La Stampa, 28 dicembre 2015
I segnali che anche l’Italia è a rischio attentati
C’è un messaggio di propaganda che inquieta le nostre forze di sicurezza. È stato spedito sul web dall’«Ufficio media Tripoli ovest dello Stato islamico». Il titolo è un programma: «La Libia è la porta aperta verso Roma».
Per noi, il processo di pacificazione avviato con l’accordo sottoscritto a Skhirat il 17 dicembre scorso e ratificato dal Consiglio di sicurezza dell’Onu, è importante anche per questo, per evitare una nuova Somalia a quattrocento chilometri dalle nostre coste. Secondo fonti di intelligence moltissimi tunisini, affiliati all’Isis, «si addestrano in appositi campi in Libia».
Ma quello che preoccupa è che a ottobre a Lampedusa è sbarcato un tunisino, poi espulso, «radicalizzato e potenziale terrorista». Insomma, bisogna fare molta attenzione anche ai barconi carichi di migranti che arrivano in Italia.
Lupi solitari
Scrivono gli analisti: «I rischi maggiori per la sicurezza sono connessi ad azioni condotte da terroristi autoctoni ricettori degli appelli lanciati dall’apparto propagandistico del Califfato, o da foreign fighters europei reduci dal conflitto siro-iracheno». Come l’attacco di gennaio al Charlie-Hebdo di Parigi dimostra, «i loro attacchi sono connotati da imprevedibilità e da una elevata potenzialità offensiva che li rendono drammaticamente letali».

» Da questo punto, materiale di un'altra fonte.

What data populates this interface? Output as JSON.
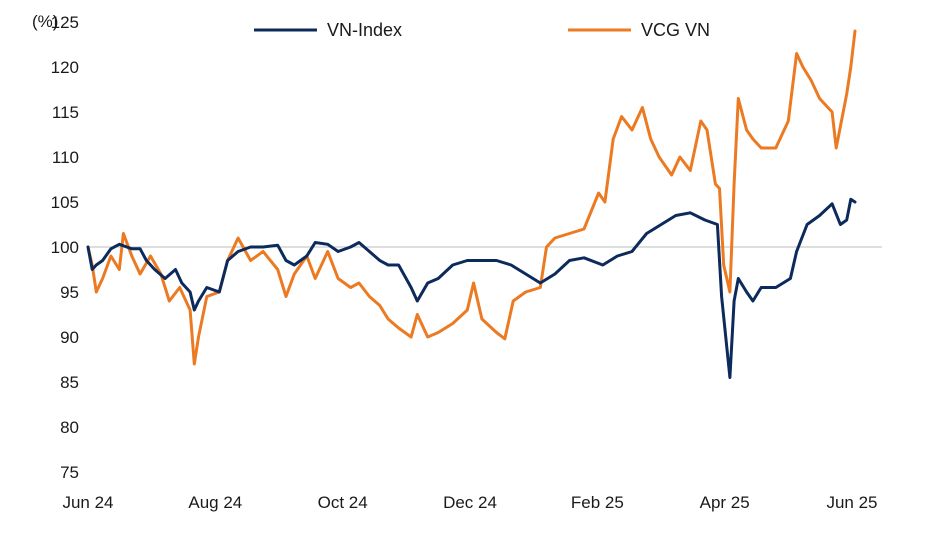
{
  "chart_data": {
    "type": "line",
    "ylabel": "(%)",
    "ylim": [
      75,
      125
    ],
    "yticks": [
      75,
      80,
      85,
      90,
      95,
      100,
      105,
      110,
      115,
      120,
      125
    ],
    "xticks": [
      "Jun 24",
      "Aug 24",
      "Oct 24",
      "Dec 24",
      "Feb 25",
      "Apr 25",
      "Jun 25"
    ],
    "x_range": [
      "2024-06-03",
      "2025-06-06"
    ],
    "reference_line": 100,
    "legend_position": "top",
    "series": [
      {
        "name": "VN-Index",
        "color": "#0d2a5c",
        "points": [
          [
            "2024-06-03",
            100.0
          ],
          [
            "2024-06-05",
            97.5
          ],
          [
            "2024-06-07",
            98.0
          ],
          [
            "2024-06-10",
            98.5
          ],
          [
            "2024-06-14",
            99.8
          ],
          [
            "2024-06-18",
            100.3
          ],
          [
            "2024-06-24",
            99.8
          ],
          [
            "2024-06-28",
            99.8
          ],
          [
            "2024-07-01",
            98.5
          ],
          [
            "2024-07-05",
            97.5
          ],
          [
            "2024-07-10",
            96.5
          ],
          [
            "2024-07-15",
            97.5
          ],
          [
            "2024-07-18",
            96.0
          ],
          [
            "2024-07-22",
            95.0
          ],
          [
            "2024-07-24",
            93.0
          ],
          [
            "2024-07-26",
            94.0
          ],
          [
            "2024-07-30",
            95.5
          ],
          [
            "2024-08-05",
            95.0
          ],
          [
            "2024-08-09",
            98.5
          ],
          [
            "2024-08-14",
            99.5
          ],
          [
            "2024-08-20",
            100.0
          ],
          [
            "2024-08-26",
            100.0
          ],
          [
            "2024-09-02",
            100.2
          ],
          [
            "2024-09-06",
            98.5
          ],
          [
            "2024-09-10",
            98.0
          ],
          [
            "2024-09-16",
            99.0
          ],
          [
            "2024-09-20",
            100.5
          ],
          [
            "2024-09-26",
            100.3
          ],
          [
            "2024-10-01",
            99.5
          ],
          [
            "2024-10-07",
            100.0
          ],
          [
            "2024-10-11",
            100.5
          ],
          [
            "2024-10-16",
            99.5
          ],
          [
            "2024-10-21",
            98.5
          ],
          [
            "2024-10-25",
            98.0
          ],
          [
            "2024-10-30",
            98.0
          ],
          [
            "2024-11-05",
            95.5
          ],
          [
            "2024-11-08",
            94.0
          ],
          [
            "2024-11-13",
            96.0
          ],
          [
            "2024-11-18",
            96.5
          ],
          [
            "2024-11-25",
            98.0
          ],
          [
            "2024-12-02",
            98.5
          ],
          [
            "2024-12-09",
            98.5
          ],
          [
            "2024-12-16",
            98.5
          ],
          [
            "2024-12-23",
            98.0
          ],
          [
            "2024-12-30",
            97.0
          ],
          [
            "2025-01-06",
            96.0
          ],
          [
            "2025-01-13",
            97.0
          ],
          [
            "2025-01-20",
            98.5
          ],
          [
            "2025-01-27",
            98.8
          ],
          [
            "2025-02-05",
            98.0
          ],
          [
            "2025-02-12",
            99.0
          ],
          [
            "2025-02-19",
            99.5
          ],
          [
            "2025-02-26",
            101.5
          ],
          [
            "2025-03-05",
            102.5
          ],
          [
            "2025-03-12",
            103.5
          ],
          [
            "2025-03-19",
            103.8
          ],
          [
            "2025-03-26",
            103.0
          ],
          [
            "2025-04-01",
            102.5
          ],
          [
            "2025-04-03",
            94.5
          ],
          [
            "2025-04-07",
            85.5
          ],
          [
            "2025-04-09",
            94.0
          ],
          [
            "2025-04-11",
            96.5
          ],
          [
            "2025-04-15",
            95.0
          ],
          [
            "2025-04-18",
            94.0
          ],
          [
            "2025-04-22",
            95.5
          ],
          [
            "2025-04-29",
            95.5
          ],
          [
            "2025-05-06",
            96.5
          ],
          [
            "2025-05-09",
            99.5
          ],
          [
            "2025-05-14",
            102.5
          ],
          [
            "2025-05-20",
            103.5
          ],
          [
            "2025-05-26",
            104.8
          ],
          [
            "2025-05-30",
            102.5
          ],
          [
            "2025-06-02",
            103.0
          ],
          [
            "2025-06-04",
            105.3
          ],
          [
            "2025-06-06",
            105.0
          ]
        ]
      },
      {
        "name": "VCG VN",
        "color": "#ec7a22",
        "points": [
          [
            "2024-06-03",
            100.0
          ],
          [
            "2024-06-05",
            98.0
          ],
          [
            "2024-06-07",
            95.0
          ],
          [
            "2024-06-10",
            96.5
          ],
          [
            "2024-06-14",
            99.0
          ],
          [
            "2024-06-18",
            97.5
          ],
          [
            "2024-06-20",
            101.5
          ],
          [
            "2024-06-24",
            99.0
          ],
          [
            "2024-06-28",
            97.0
          ],
          [
            "2024-07-03",
            99.0
          ],
          [
            "2024-07-08",
            97.0
          ],
          [
            "2024-07-12",
            94.0
          ],
          [
            "2024-07-17",
            95.5
          ],
          [
            "2024-07-22",
            93.0
          ],
          [
            "2024-07-24",
            87.0
          ],
          [
            "2024-07-26",
            90.0
          ],
          [
            "2024-07-30",
            94.5
          ],
          [
            "2024-08-05",
            95.0
          ],
          [
            "2024-08-09",
            98.5
          ],
          [
            "2024-08-14",
            101.0
          ],
          [
            "2024-08-20",
            98.5
          ],
          [
            "2024-08-26",
            99.5
          ],
          [
            "2024-09-02",
            97.5
          ],
          [
            "2024-09-06",
            94.5
          ],
          [
            "2024-09-10",
            97.0
          ],
          [
            "2024-09-16",
            99.0
          ],
          [
            "2024-09-20",
            96.5
          ],
          [
            "2024-09-26",
            99.5
          ],
          [
            "2024-10-01",
            96.5
          ],
          [
            "2024-10-07",
            95.5
          ],
          [
            "2024-10-11",
            96.0
          ],
          [
            "2024-10-16",
            94.5
          ],
          [
            "2024-10-21",
            93.5
          ],
          [
            "2024-10-25",
            92.0
          ],
          [
            "2024-10-30",
            91.0
          ],
          [
            "2024-11-05",
            90.0
          ],
          [
            "2024-11-08",
            92.5
          ],
          [
            "2024-11-13",
            90.0
          ],
          [
            "2024-11-18",
            90.5
          ],
          [
            "2024-11-25",
            91.5
          ],
          [
            "2024-12-02",
            93.0
          ],
          [
            "2024-12-05",
            96.0
          ],
          [
            "2024-12-09",
            92.0
          ],
          [
            "2024-12-16",
            90.5
          ],
          [
            "2024-12-20",
            89.8
          ],
          [
            "2024-12-24",
            94.0
          ],
          [
            "2024-12-30",
            95.0
          ],
          [
            "2025-01-06",
            95.5
          ],
          [
            "2025-01-09",
            100.0
          ],
          [
            "2025-01-13",
            101.0
          ],
          [
            "2025-01-20",
            101.5
          ],
          [
            "2025-01-27",
            102.0
          ],
          [
            "2025-02-03",
            106.0
          ],
          [
            "2025-02-06",
            105.0
          ],
          [
            "2025-02-10",
            112.0
          ],
          [
            "2025-02-14",
            114.5
          ],
          [
            "2025-02-19",
            113.0
          ],
          [
            "2025-02-24",
            115.5
          ],
          [
            "2025-02-28",
            112.0
          ],
          [
            "2025-03-04",
            110.0
          ],
          [
            "2025-03-10",
            108.0
          ],
          [
            "2025-03-14",
            110.0
          ],
          [
            "2025-03-19",
            108.5
          ],
          [
            "2025-03-24",
            114.0
          ],
          [
            "2025-03-27",
            113.0
          ],
          [
            "2025-03-31",
            107.0
          ],
          [
            "2025-04-02",
            106.5
          ],
          [
            "2025-04-04",
            98.0
          ],
          [
            "2025-04-07",
            95.0
          ],
          [
            "2025-04-09",
            107.0
          ],
          [
            "2025-04-11",
            116.5
          ],
          [
            "2025-04-15",
            113.0
          ],
          [
            "2025-04-18",
            112.0
          ],
          [
            "2025-04-22",
            111.0
          ],
          [
            "2025-04-29",
            111.0
          ],
          [
            "2025-05-05",
            114.0
          ],
          [
            "2025-05-09",
            121.5
          ],
          [
            "2025-05-12",
            120.0
          ],
          [
            "2025-05-16",
            118.5
          ],
          [
            "2025-05-20",
            116.5
          ],
          [
            "2025-05-26",
            115.0
          ],
          [
            "2025-05-28",
            111.0
          ],
          [
            "2025-06-02",
            117.0
          ],
          [
            "2025-06-04",
            120.0
          ],
          [
            "2025-06-06",
            124.0
          ]
        ]
      }
    ]
  }
}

È vero che dal punto di vista delle organizzazioni jihadiste il riferimento alla conquista di Roma ha sempre assunto un significato ideologico, simbolico: è l’Islam che prevale sul cristianesimo. Ma questi richiami comunque hanno l’obiettivo di mobilitare, di galvanizzare la propria «opinione pubblica», indirizzando appunto «lupi solitari» o gruppi di reclute jihadiste a organizzare attacchi terroristici in tutta Europa, anche in Italia, centro della cristianità, ma anche Paese schierato in prima linea sul fronte antiterrorismo.
Il messaggio web che arriva da Tripoli non è il primo proclama di guerra che ha come riferimento l’Italia, si somma agli altri e porta l’Antiterrorismo a non abbassare la guardia.
Un islamista a Lampedusa
Il Giubileo della Misericordia dura un anno, finora sta andando tutto bene ma siamo solo agli inizi: «Per la forte valenza religiosa e le sue dimensioni mondiali – annotano gli analisti – l’evento potrebbe, oggi ancora di più, rappresentare agli occhi di soggetti/ambienti del radicalismo islamico l’occasione per amplificare l’impatto mediatico di eventuali attacchi terroristici tentati o compiuti contro la persona del Santo Padre, contro interessi riconducibili allo Stato del Vaticano o ad altri obiettivi di rilevo politico/religioso presenti sul territorio nazionale».
Anche obiettivi italiani all’estero sono a rischio di attacchi terroristici. L’11 luglio scorso, al Cairo, un’autobomba imbottita di 250 kg di tritolo, è esplosa davanti al Consolato italiano. Il bilancio è di un egiziano morto e quattro feriti. L’attentato è stato rivendicato dallo Stato Islamico e dalla sigla «Al Dawla Al Islamiyya-Misr». Secondo gli analisti, l’attacco al nostro Consolato va interpretato come un «avvertimento» contro l’Italia che sostiene il governo egiziano.
E a Tripoli, Libia, il 31 agosto è esplosa una autobomba nel parcheggio della «Mellitah Oil and Gas», una joint-venture Eni e compagnia petrolifera nazionale libica Noc. Il giorno dopo l’attentato è stato rivendicato dallo Stato Islamico: «È una operazione jihadista in uno dei covi degli apostati nel quartiere Al-Dhahra».
Il 28 settembre, un italiano è stato ucciso a Dacca, Bangladesh. Cesare Tavella, cooperante. L’Isis ha rivendicato l’omicidio. Un mese dopo sono stati arrestate quattro persone accusate dell’omicidio di Tavella, e non sarebbero collegate all’Isis.